お茶が欲しいと思ったのですが、日本で売られているようなお茶は海外ではなかなか手に入りません。
余計なフレーバーが足されているものばかりです。
しかたなく、甘さ控え目の炭酸飲料を買うことになりました。
まあ一週間だし、何とか持つだろうと思っていたのですが、常に口の中で望まない味が広がっていました。
「日本食が食べたい。」
二日目の朝には既にそう思っていました。
そして三日目にはとうとう我慢できなくなり、ガイドブックで日本料理を提供してくれる店を調べて、仕事の時間が終わるとすぐさま駆けつけました。
お店は広くて、店員さんもとても感じよく僕を迎えてくれました。
「ああ、来てよかった。」
綺麗に掃除された店内。
無駄のないテーブルの配置。
天井からいくつもぶら下がる提灯。
そして店員さんが持ってきてくれた熱い甘いお茶。
甘い?
この辺りから少し違和感を感じていましたが、日本食を食べたい欲求にはかえられません。

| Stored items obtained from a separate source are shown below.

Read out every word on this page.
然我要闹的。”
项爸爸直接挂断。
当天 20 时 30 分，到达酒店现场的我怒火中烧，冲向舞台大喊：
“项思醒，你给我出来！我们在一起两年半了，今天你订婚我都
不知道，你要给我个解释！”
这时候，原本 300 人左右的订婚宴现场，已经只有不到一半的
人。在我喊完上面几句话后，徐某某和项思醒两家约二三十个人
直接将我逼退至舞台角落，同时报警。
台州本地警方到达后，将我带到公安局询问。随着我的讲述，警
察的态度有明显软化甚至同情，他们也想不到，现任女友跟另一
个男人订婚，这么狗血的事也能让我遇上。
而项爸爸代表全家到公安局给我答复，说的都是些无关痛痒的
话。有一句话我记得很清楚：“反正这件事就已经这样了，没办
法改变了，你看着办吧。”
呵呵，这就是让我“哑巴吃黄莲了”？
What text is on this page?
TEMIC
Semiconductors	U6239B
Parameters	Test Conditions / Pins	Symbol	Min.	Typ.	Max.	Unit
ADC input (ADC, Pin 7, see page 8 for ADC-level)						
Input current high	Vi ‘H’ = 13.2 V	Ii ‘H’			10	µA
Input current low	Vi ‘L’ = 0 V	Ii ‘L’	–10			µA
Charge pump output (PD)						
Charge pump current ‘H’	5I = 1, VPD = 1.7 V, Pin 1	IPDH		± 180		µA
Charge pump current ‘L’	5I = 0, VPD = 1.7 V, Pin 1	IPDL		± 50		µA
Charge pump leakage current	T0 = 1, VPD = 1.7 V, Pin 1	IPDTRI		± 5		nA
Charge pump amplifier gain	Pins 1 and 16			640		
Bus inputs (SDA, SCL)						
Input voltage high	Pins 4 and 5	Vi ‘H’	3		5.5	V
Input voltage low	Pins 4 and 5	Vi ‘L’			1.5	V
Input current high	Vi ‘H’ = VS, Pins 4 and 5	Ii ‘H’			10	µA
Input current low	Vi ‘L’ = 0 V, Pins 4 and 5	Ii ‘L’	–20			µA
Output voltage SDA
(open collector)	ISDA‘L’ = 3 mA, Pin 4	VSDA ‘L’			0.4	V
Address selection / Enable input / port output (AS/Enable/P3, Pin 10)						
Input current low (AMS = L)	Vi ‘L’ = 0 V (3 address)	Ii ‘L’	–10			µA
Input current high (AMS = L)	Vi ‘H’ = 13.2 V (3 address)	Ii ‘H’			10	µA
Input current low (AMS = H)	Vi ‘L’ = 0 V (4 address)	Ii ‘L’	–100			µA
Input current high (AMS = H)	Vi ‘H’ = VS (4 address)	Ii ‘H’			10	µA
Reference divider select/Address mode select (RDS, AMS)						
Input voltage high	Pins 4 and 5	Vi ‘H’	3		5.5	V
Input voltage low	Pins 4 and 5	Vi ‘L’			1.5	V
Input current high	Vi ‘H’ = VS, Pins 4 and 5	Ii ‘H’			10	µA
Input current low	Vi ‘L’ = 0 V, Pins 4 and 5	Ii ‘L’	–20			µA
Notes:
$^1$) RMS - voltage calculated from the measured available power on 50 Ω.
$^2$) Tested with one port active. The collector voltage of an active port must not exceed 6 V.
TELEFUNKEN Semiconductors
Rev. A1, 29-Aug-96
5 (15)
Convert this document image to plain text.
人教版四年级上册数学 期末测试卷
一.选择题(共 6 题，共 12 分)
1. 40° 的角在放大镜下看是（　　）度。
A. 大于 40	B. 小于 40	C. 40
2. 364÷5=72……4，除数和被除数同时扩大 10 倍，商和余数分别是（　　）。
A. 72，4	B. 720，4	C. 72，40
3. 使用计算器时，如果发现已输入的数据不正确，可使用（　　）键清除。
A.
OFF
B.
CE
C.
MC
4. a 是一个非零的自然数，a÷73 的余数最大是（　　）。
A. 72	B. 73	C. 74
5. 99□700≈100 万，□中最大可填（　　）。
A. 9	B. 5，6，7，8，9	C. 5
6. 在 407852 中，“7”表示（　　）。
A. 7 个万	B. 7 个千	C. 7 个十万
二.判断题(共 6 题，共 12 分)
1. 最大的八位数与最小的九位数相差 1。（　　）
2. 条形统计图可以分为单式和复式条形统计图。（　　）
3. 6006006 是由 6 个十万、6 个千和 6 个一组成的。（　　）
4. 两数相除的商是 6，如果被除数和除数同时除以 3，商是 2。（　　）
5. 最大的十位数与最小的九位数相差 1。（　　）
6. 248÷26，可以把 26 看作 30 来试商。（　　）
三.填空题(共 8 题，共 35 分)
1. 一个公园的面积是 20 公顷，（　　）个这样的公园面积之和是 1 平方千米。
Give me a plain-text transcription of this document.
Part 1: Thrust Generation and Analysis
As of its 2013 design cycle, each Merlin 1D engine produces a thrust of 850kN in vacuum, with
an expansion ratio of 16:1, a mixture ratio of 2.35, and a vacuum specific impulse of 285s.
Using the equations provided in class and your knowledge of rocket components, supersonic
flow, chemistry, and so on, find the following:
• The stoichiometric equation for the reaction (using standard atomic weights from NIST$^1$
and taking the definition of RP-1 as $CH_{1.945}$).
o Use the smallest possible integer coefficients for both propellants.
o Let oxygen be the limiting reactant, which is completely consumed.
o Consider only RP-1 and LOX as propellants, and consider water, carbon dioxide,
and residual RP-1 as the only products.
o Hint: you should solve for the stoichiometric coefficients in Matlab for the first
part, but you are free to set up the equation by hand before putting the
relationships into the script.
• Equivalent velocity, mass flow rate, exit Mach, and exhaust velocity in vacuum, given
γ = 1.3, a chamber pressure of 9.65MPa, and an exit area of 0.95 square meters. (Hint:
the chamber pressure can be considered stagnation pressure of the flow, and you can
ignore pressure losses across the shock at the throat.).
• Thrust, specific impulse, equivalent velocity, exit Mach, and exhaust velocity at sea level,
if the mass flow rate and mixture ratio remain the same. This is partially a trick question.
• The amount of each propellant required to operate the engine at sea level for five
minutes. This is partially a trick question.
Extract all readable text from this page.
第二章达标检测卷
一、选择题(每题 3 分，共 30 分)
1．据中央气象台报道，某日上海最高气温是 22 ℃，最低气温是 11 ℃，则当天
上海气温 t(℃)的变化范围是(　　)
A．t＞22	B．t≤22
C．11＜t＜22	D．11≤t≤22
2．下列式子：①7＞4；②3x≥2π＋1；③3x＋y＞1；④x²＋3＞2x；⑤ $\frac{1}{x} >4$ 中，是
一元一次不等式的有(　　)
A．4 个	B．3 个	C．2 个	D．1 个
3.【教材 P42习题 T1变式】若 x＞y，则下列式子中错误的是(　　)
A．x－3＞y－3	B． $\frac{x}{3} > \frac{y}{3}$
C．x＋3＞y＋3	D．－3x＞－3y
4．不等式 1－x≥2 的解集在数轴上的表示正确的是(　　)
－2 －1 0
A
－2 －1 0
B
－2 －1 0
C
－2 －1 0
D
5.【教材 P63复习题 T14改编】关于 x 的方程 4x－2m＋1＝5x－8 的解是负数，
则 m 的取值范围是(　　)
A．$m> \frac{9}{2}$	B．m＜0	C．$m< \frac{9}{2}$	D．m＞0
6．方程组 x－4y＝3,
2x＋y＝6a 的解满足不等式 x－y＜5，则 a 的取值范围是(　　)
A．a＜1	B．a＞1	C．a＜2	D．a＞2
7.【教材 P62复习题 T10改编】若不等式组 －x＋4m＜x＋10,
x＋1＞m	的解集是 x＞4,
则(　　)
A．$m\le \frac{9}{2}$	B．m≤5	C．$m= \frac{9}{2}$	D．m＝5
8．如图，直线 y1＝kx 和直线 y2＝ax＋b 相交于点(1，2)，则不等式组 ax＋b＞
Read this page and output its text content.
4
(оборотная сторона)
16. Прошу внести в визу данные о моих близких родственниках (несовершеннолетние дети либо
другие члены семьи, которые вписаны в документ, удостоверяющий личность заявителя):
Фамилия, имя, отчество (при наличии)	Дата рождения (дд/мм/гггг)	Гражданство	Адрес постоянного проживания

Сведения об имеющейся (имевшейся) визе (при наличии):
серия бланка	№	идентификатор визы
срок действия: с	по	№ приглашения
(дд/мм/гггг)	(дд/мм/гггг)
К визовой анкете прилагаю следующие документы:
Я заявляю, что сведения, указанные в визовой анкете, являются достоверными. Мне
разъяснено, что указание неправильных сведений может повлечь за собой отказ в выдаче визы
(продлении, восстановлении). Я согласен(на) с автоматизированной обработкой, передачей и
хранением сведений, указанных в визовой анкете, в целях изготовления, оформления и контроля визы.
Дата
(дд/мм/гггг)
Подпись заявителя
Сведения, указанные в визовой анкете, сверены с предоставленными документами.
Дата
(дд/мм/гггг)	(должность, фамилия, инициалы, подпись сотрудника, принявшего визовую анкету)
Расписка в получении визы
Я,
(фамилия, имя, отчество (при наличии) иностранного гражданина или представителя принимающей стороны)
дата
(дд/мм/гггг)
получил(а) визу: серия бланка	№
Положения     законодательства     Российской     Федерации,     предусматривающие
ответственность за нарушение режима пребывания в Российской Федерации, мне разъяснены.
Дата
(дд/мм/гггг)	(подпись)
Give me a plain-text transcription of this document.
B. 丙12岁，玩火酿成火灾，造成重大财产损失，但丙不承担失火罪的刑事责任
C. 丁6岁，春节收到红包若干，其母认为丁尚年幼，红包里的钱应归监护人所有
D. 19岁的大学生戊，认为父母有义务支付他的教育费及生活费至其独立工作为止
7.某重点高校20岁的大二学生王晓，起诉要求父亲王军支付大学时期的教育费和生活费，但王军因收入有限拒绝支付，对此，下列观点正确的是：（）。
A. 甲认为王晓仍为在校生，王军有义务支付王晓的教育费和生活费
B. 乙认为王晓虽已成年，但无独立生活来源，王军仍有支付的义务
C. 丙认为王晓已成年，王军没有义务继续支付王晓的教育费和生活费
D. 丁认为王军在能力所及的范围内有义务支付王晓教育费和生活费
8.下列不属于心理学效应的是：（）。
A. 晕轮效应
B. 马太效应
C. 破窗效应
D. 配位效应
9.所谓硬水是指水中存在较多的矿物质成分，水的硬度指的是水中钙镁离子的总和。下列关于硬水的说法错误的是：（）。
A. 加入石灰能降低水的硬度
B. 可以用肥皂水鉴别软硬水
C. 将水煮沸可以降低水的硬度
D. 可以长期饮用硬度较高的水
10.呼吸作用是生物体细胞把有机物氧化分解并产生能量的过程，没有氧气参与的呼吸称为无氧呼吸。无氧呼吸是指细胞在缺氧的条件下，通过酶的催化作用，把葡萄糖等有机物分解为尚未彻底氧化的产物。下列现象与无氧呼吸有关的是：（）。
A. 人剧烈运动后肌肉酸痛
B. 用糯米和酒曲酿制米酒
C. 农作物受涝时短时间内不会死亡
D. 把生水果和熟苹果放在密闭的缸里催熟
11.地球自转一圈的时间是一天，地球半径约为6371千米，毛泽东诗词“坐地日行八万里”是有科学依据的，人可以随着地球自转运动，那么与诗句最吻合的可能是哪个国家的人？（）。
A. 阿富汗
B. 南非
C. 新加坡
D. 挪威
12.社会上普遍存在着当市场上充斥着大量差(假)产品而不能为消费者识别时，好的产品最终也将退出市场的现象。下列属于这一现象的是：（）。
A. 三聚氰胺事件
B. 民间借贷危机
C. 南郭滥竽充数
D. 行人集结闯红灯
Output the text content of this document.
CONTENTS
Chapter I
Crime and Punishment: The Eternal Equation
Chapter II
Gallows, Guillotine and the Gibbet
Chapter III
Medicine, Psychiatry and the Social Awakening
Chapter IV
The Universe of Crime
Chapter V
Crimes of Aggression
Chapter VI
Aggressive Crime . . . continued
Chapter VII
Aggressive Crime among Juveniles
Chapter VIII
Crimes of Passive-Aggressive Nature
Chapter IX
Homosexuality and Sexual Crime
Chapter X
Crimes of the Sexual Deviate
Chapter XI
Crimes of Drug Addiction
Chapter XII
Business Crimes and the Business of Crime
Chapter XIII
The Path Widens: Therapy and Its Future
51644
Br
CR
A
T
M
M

メニューを見ると、日本の相場の1.5倍程度の値段で料理が紹介されています。
「高いが仕方がない。」
僕は「寿司と味噌汁」と「唐揚げ」を注文しました。
しばらくすると店員さんが笑顔で寿司を持って来てくれました。
湯気出てる。
まさかの熱い寿司の登場に日本料理店ではない店に入った可能性を疑いました。
そして味噌汁が冷製であることにも疑いに拍車をかけました。
「唐揚げさえ美味ければ取り返せる!」
そう自分に言い聞かせ、熱い寿司を頬張ります。
そして店員さんが待望の唐揚げを持ってきてくれます。
フライドチキンだ。
長い目で見れば同じものなのかもしれませんが、ファーストフード店でいただくような骨付きのフライドチキンの登場です。
さまざまな思いが去来するなか、僕は瞳を閉じて、持ってきていただいた料理を口に運び続けました。
それでも、日本に帰国する前にそのお店には3回通うことになるとは、日本食欲求がいかに凄まじいかわかります。
ちなみにそのお店のオーナーは日本人であったと記憶しています。